Mechanize wants to automate all jobs with AI agents — and controversy is already brewing

New AI startup wants to automate all human labor — and not everyone is cheering

Mechanize, founded by AI researcher Tamay Besiroglu, fuels debate over trust, technology, and the future of work

When AI researcher Tamay Besiroglu announced his new startup Mechanize last week, social media lit up — and not just because of the company's mission. With a vision for “the full automation of all work,” Mechanize aims to build the data, digital environments, and evaluation tools to make AI agents capable of performing any job currently done by humans.

In other words: replace human labor, everywhere.

The reaction was swift and polarized. Supporters praised the bold ambition; critics questioned both the feasibility and ethics of the plan. And some were alarmed by the blurring lines between private ambition and public trust — especially because Besiroglu also co-founded Epoch, a non-profit AI research institute previously viewed as neutral.


Full automation of the economy?

In an announcement post on X (formerly Twitter), Besiroglu laid out Mechanize’s goal: enabling the full automation of the global economy. He framed the company’s total addressable market not in terms of industries or verticals, but in total global wages—estimated at over $60 trillion per year.

“Our immediate focus is on white-collar work,” he told TechCrunch, clarifying that Mechanize is not yet targeting manual labor or robotics-based tasks. The company’s early goal is to build AI agents that can perform knowledge-based work typically done by office employees.
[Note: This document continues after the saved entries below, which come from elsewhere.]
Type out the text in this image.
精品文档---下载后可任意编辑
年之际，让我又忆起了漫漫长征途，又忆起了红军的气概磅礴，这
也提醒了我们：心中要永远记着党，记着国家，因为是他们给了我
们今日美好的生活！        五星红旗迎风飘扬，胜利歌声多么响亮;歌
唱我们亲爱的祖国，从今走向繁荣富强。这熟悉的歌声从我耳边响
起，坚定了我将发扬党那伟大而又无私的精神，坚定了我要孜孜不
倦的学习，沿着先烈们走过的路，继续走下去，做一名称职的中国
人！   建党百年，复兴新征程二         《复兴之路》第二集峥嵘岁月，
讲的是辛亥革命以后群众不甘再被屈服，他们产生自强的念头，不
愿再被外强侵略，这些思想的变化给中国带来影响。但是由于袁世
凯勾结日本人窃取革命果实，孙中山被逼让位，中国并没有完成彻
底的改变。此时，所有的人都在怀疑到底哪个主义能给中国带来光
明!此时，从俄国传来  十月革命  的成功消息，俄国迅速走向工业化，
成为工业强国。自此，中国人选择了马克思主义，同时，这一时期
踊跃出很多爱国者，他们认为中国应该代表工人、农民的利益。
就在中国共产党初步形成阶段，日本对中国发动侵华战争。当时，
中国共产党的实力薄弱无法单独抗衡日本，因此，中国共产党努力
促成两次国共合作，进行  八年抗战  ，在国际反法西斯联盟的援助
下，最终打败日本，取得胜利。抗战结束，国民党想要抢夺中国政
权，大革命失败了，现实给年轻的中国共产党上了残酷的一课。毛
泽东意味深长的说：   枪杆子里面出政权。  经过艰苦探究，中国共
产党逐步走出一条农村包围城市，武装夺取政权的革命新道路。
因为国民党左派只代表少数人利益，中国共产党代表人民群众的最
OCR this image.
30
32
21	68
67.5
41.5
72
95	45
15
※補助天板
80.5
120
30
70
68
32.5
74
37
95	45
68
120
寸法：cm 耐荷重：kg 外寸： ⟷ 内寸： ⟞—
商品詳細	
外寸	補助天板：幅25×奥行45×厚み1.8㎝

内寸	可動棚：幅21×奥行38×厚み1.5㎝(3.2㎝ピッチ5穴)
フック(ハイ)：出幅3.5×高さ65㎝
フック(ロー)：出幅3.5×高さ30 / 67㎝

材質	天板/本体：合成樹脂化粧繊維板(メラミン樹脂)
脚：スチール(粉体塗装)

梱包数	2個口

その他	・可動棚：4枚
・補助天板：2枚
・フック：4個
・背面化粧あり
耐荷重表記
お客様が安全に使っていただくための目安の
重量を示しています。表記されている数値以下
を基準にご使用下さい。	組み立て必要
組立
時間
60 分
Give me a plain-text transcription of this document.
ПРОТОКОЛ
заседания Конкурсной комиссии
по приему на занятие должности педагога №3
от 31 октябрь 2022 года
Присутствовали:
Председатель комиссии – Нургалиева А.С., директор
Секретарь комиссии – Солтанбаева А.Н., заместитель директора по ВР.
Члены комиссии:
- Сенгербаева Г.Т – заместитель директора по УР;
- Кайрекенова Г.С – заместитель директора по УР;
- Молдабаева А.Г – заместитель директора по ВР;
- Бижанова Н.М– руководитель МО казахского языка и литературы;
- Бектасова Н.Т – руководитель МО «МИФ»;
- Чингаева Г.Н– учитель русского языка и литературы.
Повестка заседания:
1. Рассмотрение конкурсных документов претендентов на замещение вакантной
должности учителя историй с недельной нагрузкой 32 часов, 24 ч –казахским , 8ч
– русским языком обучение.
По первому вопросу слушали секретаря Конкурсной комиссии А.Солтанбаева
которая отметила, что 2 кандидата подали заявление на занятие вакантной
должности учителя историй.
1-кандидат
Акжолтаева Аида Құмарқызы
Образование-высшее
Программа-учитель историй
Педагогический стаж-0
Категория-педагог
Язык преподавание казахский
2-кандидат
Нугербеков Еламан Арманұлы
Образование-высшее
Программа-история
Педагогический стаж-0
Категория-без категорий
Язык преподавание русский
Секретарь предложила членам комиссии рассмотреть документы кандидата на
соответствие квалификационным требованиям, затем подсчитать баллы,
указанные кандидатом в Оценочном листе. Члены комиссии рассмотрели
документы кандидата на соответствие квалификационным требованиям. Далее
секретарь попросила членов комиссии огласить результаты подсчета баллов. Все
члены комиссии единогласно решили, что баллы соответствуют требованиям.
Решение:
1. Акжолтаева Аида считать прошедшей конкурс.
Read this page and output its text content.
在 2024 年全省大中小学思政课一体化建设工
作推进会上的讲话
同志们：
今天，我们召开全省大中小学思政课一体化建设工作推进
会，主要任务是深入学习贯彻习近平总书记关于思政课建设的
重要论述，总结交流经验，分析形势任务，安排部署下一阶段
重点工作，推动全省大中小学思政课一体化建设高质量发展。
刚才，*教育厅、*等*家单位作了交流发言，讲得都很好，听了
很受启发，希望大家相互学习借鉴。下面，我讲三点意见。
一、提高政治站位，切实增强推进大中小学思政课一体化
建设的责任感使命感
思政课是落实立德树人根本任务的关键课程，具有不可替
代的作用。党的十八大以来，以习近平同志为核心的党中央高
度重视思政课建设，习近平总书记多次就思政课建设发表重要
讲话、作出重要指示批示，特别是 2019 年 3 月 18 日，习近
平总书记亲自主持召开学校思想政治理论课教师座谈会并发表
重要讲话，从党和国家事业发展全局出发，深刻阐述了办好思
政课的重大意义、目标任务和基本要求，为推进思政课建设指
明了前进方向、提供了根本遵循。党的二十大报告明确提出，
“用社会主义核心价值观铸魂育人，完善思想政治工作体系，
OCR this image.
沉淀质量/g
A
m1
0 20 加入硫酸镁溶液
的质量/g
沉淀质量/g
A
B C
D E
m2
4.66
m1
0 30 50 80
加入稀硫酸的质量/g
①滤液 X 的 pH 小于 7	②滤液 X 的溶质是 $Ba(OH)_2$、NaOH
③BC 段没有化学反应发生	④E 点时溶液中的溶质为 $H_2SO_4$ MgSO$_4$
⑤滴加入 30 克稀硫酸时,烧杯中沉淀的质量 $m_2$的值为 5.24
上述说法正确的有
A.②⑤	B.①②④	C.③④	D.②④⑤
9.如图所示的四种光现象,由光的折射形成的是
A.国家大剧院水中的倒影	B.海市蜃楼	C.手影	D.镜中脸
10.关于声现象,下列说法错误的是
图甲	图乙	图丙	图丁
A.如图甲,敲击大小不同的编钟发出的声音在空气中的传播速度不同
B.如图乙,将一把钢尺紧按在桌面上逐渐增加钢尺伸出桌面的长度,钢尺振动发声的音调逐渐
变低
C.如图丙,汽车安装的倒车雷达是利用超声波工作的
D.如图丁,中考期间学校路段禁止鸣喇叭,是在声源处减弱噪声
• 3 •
A trust crisis for AI science?

The backlash wasn’t just about the company’s vision—it also centered on its founder’s existing role in AI governance. Epoch, the AI research non-profit Besiroglu helped establish, is known for producing impartial economic analysis and performance benchmarks for large AI models. That perceived neutrality is now under scrutiny.

“Alas, this seems like confirmation that Epoch research was feeding into frontier AI capabilities,” wrote AI observer Oliver Habryka on X, reflecting concern that academic research is being repurposed to serve private business goals.

Epoch was already facing skepticism after revealing last year that OpenAI supported the development of a benchmark used to promote its GPT-4 successor model, o3. The new controversy only deepens doubts about whether privately affiliated AI research can truly be independent.


Who's backing Mechanize?

Despite the controversy, Mechanize boasts an impressive lineup of investors. Nat Friedman, Daniel Gross, Patrick Collison, Dwarkesh Patel, Jeff Dean, and Marcus Abramovitch are among the early backers. Several have stayed silent amid the public backlash, but Abramovitch—an “effective altruist” and hedge fund partner—defended the investment, citing the team’s depth of thought and technical expertise.

“The team is exceptional,” he told TechCrunch. “They’ve thought deeper on AI than anyone I know.”


Will full automation enrich or impoverish us?

Besiroglu argues that automating all labor could usher in an era of “explosive economic growth”, resulting in higher living standards and novel goods and services. He believes that humans, freed from work, could thrive via dividends, rents, and social programs.

Critics are more skeptical. “If people don’t have jobs,” one commenter wrote, “they won’t have income to buy what AI is producing.”

Besiroglu contends that even if wages drop, economic well-being can improve through non-wage income sources. But that presumes a system in which humans retain ownership—or at least benefits—from the AI-driven economy. Without equitable redistribution, critics warn, such a future could worsen inequality.


The tech is real, the problem is hard

Mechanize’s vision may sound extreme, but the problem it addresses is grounded in today’s AI agent shortcomings. Current AI tools often fail at retaining memory, completing tasks autonomously, or executing long-term plans. Besiroglu is focused on solving these gaps by building agent environments where skills can be trained, tested, and scaled.

Others are chasing similar goals. Salesforce, Microsoft, OpenAI, and a host of startups are working on agentic platforms, especially in fields like sales, finance, and coding.

For now, Besiroglu is optimistic—and hiring. But the deeper question remains: Should we trust frontier AI development more when it comes from billion-dollar startups and well-known investors?

Perhaps not. As debates around AI, labor, and ethics intensify, Mechanize may be less an outlier than a preview of the philosophical and practical battles ahead.